A conversation while driving:
Elder offspring: On library day this week, I got a book called Endangered Desert Animals. Desert animals are really cool.
Dr. Free-Ride: What do you think is coolest about desert animals?
Elder offspring: They can go for a long time without drinking any water at all. Some of them get their water by munching on tasty cactus flowers.
Dr. Free-Ride: That’s true, animals who live in the desert need to be able to get what they need from the desert, and there isn’t much water there. I think I remember, when I was about your age, reading about kangaroo rats living in the desert. They have to get all their water from the seeds they eat, and if I remember correctly, their pee has so little water in it that it comes out as crystals.
Elder offspring: Weird!
Dr. Free-Ride: Yeah.
Elder offspring: There are so many neat desert animals — gila monsters, bats, scorpions, dromedaries and bactrian camels, bandicoots —
Dr. Free-Ride: Wait, are bandicoots really desert animals?
Elder offspring: Yeah, didn’t you know that?
Dr. Free-Ride: I guess I shouldn’t be getting my animal facts from video game commercials.
Elder offspring: (softly) No, you really shouldn’t.
We pass a gas station with a large picture of a camel on a sandwich board.
Elder offspring: Hey look! A camel store!
Dr. Free-Ride: They’re not actually selling camels. They’re selling cigarettes.
Elder offspring: (in disbelief) Cigarettes?!
Dr. Free-Ride: I know! Why would they use a noble beast like the camel to sell stinky cigarettes?
Elder offspring: Well, camel urine is pretty smelly. (Thinks for a moment.) I’d like to get a camel.
Dr. Free-Ride: Oh really? You know we don’t have room for a camel. Where would you keep it?
Elder offspring: Of course I’d keep it in the desert.
Dr. Free-Ride: You have some desert I don’t know about?
Elder offspring: I’d keep my camel in the Australian outback.
Dr. Free-Ride: That’s pretty far away. How are you going to get there to feed your camel?
Elder offspring: The camel will be able to find its own food.

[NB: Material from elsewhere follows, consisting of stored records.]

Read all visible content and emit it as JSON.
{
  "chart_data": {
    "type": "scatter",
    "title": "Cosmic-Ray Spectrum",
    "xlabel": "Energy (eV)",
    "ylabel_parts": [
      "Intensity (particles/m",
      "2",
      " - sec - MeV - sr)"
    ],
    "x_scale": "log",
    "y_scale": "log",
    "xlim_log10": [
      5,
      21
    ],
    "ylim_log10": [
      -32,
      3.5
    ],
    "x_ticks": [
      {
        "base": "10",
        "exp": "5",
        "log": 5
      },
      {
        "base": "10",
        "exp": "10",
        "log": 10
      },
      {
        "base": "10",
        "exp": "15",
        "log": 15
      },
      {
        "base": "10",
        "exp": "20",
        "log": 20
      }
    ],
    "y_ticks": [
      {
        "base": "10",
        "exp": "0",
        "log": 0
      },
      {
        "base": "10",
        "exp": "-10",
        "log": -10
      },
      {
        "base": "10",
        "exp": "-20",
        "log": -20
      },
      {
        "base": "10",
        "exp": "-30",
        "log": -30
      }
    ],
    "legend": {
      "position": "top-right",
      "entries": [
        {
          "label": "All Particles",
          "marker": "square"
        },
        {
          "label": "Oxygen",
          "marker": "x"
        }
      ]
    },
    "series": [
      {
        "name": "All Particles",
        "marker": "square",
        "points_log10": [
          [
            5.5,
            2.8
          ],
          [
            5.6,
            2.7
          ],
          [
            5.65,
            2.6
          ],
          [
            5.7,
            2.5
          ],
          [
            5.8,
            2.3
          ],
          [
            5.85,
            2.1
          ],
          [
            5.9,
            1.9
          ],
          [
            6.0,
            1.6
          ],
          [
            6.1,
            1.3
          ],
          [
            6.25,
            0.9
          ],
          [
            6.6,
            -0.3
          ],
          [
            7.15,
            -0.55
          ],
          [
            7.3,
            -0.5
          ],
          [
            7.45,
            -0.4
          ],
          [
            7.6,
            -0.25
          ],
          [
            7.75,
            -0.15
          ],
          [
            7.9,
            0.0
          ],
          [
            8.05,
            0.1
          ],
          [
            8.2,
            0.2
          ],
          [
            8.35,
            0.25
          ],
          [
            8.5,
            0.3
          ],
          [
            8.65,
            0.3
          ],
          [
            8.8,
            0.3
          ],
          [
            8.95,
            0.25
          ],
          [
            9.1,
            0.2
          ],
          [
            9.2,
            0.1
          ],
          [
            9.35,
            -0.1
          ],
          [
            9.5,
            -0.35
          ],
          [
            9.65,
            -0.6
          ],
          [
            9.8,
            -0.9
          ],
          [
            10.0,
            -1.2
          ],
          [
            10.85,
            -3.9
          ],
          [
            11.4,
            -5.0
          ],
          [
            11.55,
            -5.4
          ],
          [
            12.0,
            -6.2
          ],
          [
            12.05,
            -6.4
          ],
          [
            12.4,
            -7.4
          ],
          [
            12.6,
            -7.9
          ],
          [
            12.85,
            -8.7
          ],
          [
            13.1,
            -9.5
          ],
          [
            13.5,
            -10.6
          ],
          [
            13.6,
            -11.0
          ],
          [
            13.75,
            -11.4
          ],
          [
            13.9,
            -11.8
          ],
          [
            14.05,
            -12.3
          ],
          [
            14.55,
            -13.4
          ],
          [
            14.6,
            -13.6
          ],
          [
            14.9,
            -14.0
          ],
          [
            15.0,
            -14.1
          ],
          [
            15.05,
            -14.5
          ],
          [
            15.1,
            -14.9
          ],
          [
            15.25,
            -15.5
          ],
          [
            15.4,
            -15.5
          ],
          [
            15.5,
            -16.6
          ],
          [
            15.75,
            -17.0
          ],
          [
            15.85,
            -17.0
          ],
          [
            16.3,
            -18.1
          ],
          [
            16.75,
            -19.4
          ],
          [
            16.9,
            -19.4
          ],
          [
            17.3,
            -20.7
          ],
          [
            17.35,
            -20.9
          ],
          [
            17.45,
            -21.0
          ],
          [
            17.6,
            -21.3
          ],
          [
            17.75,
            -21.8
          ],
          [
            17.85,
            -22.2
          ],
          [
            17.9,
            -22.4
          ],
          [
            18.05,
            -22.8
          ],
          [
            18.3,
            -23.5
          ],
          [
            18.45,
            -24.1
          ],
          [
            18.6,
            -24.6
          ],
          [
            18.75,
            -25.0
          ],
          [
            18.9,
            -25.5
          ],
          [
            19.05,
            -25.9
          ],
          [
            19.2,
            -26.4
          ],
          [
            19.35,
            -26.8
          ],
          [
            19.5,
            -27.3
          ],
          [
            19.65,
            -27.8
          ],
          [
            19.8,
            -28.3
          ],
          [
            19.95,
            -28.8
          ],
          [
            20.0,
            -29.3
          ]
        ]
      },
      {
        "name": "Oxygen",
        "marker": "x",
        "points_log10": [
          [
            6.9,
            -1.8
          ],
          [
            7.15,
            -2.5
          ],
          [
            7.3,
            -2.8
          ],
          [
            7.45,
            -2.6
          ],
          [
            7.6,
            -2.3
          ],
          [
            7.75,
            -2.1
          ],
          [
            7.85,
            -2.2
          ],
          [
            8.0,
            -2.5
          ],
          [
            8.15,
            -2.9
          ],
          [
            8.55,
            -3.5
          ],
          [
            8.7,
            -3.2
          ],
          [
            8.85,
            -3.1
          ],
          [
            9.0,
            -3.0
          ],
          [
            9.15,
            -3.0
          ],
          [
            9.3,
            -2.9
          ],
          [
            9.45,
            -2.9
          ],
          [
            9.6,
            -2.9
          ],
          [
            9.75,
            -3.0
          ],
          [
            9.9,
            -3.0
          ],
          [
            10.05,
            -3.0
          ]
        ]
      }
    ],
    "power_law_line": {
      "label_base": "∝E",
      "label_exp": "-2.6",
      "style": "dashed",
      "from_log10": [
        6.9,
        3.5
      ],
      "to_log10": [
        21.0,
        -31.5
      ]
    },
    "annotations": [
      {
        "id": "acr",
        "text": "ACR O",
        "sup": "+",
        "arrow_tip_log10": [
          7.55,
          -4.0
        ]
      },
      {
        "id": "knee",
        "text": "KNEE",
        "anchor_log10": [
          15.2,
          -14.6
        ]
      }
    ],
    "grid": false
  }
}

Dr. Free-Ride: So, in what sense is this going to be your camel?
The Australian outback isn’t such a good place to keep a camel http://www.theage.com.au/news/national/steaks-of-the-desert-a-feral-camel-solution/2005/09/12/1126377213156.html
but Elder offspring could always adopt a camel and keep it in a zoo (eg http://www.stlzoo.org/animals/abouttheanimals/mammals/hoofedmammals/bactriancamel.htm ) then s/he wouldn’t have to worry about feeding it and it would be slightly easier to visit.
My term paper in first year biology was on the differences between the kidney’s of kangaroo rats and beavers. Even though I was 17 (and your young’uns are younger) I was still impressed that kangaroo rats could pee that way! Evolution does the darndest things.
You could do what Confederate president Jefferson Davis tried and keep them in Texas or Arizona.
And last year biologists at Cornell were in the news for their proposal for “rewilding” North America by bringing in Pleistocene-style megafauna, from camels to elephants to, who knows, cave bears?
(BTW, did “Endangered Desert Animals” have much to say about horned lizards? In my personal experience, they are far less adaptable to habitat change via human spread than most other southwestern US lizard species–when the houses come, they go and stay gone.)
Evolution does do funny tricks, in fact, we have a gaggle of brothers that dwell in this arid clime and their only know survival skills are laughter, chanting, and pondering.
Dr. Free-Ride: Oh really? You know we don’t have room for a camel. Where would you keep it?
Elder offspring: Of course I’d keep it in the desert.
You two are getting perilously close to a conversation YOUR mother had with your younger brother (the one who was even more insistent that we needed a pet than you were).
You recall, in the spring big black ants used to invade the kitchen. One year this happened during an unusually early warm period, before summer “seasonal” items were on prominent display at the grocery. While searching the aisles, with youngest sibling (shy of 4 yrs.) confined in the shopping cart, the commentary back and forth went something like this:
Mother (muttering): “Where would they keep the ant traps during off season? What is the sort mechanism in this store?”
Kid: “Mom, what you need is an aardvark.”
Mother (absentmindedly giving standard, well rehearsed comeback to ALL requests for pets):
We don’t have room … yada, yada, and besides I don’t know how to take care of an aardvark. I don’t even know what it eats!”
Kid (indignantly exasperated with mother): “ANTS, of course!”
Mother (after rewinding the conversation in her brain and actually listening) is seen laughing out loud in supermarket aisle.
Like I said, you are coming perilously close.